Statics/Newton's Laws and Equilibrium

Newton's First Law

Newton's first law states that an object that remains in uniform motion will remain in uniform motion unless it is acted upon by an external force. This also includes that an object at rest will remain at rest unless it is acted upon by an external force. When more than one force acts upon an object, the vector sum of these forces is the resultant force.

When the resultant force on an object is zero, it will remain at rest if it is at rest, or continue to move in a straight line at a constant velocity if it is in motion. There is no change in either the magnitude or direction of its velocity. That is, there is zero acceleration. This concept can also be applied to motion in any selected direction.

Consider an object moving along the x-axis. If no net force is applied to the object along the x-axis, it will continue to move along the x-axis at a constant velocity with no acceleration.We can extend this to the y- and z- axes.

In any system, unless the applied forces cancel each other out, that is, the resultant force is zero, there will be acceleration in the direction of the resultant force.

Force Equilibrium

In static systems, where motion does not occur, the sum of the forces in all directions must always equal zero (otherwise, it's a dynamics problem). This concept can be represented mathematically with the following equations.

${\displaystyle \sum F_{x}=0}$

${\displaystyle \sum F_{y}=0}$

${\displaystyle \sum F_{z}=0}$

Rotational Equilibrium

The concept also applies to rotational motion.

If the resultant moment about an axis is zero, the object will have no rotational acceleration about the axis. If the object is not spinning, it will not start to spin. If the object is spinning, it will continue to spin at the same constant angular velocity. Again, we can extend this to moments about the y-axis and the z-axis. This is represented mathematically with the following.

${\displaystyle \sum M_{x}=0}$

${\displaystyle \sum M_{y}=0}$

${\displaystyle \sum M_{z}=0}$

What happens if the sum of forces or moments is not zero?

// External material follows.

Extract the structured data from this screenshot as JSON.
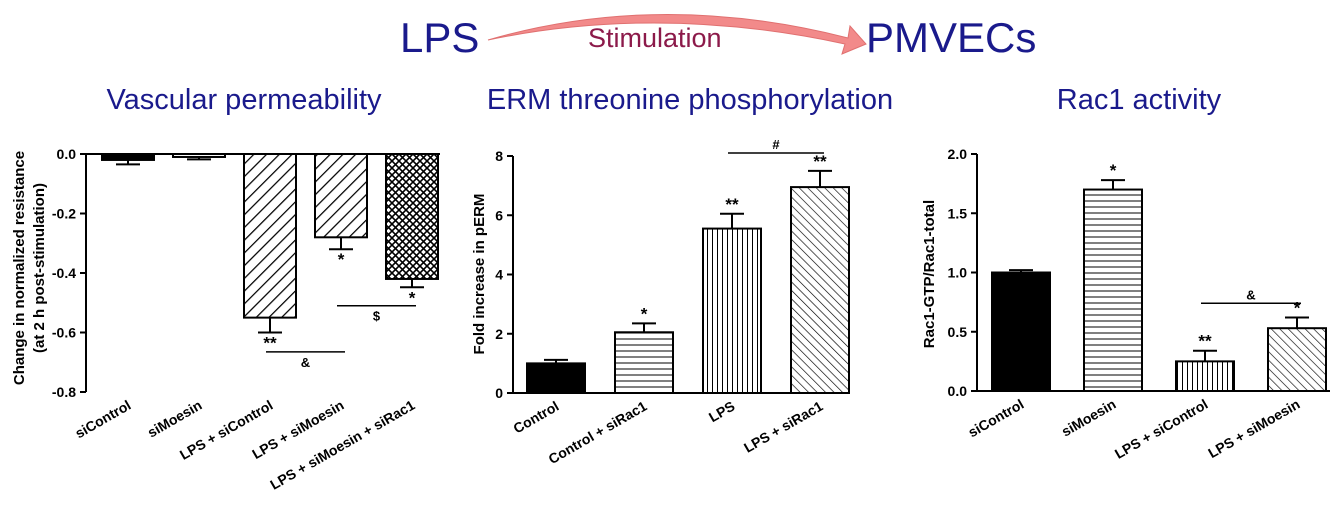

If the object has a net moment not equal to zero, it will spin about whichever axes are not zero. If the object is acted upon by a net force not equal to zero, it will accelerate in whatever direction the net force is. Once the object moves it cannot be analyzed with statics, instead the rules of dynamics take control. The acceleration of the object is governed by Newton's second law,

${\displaystyle \sum F=m\cdot a}$

You will never need this equation in Statics.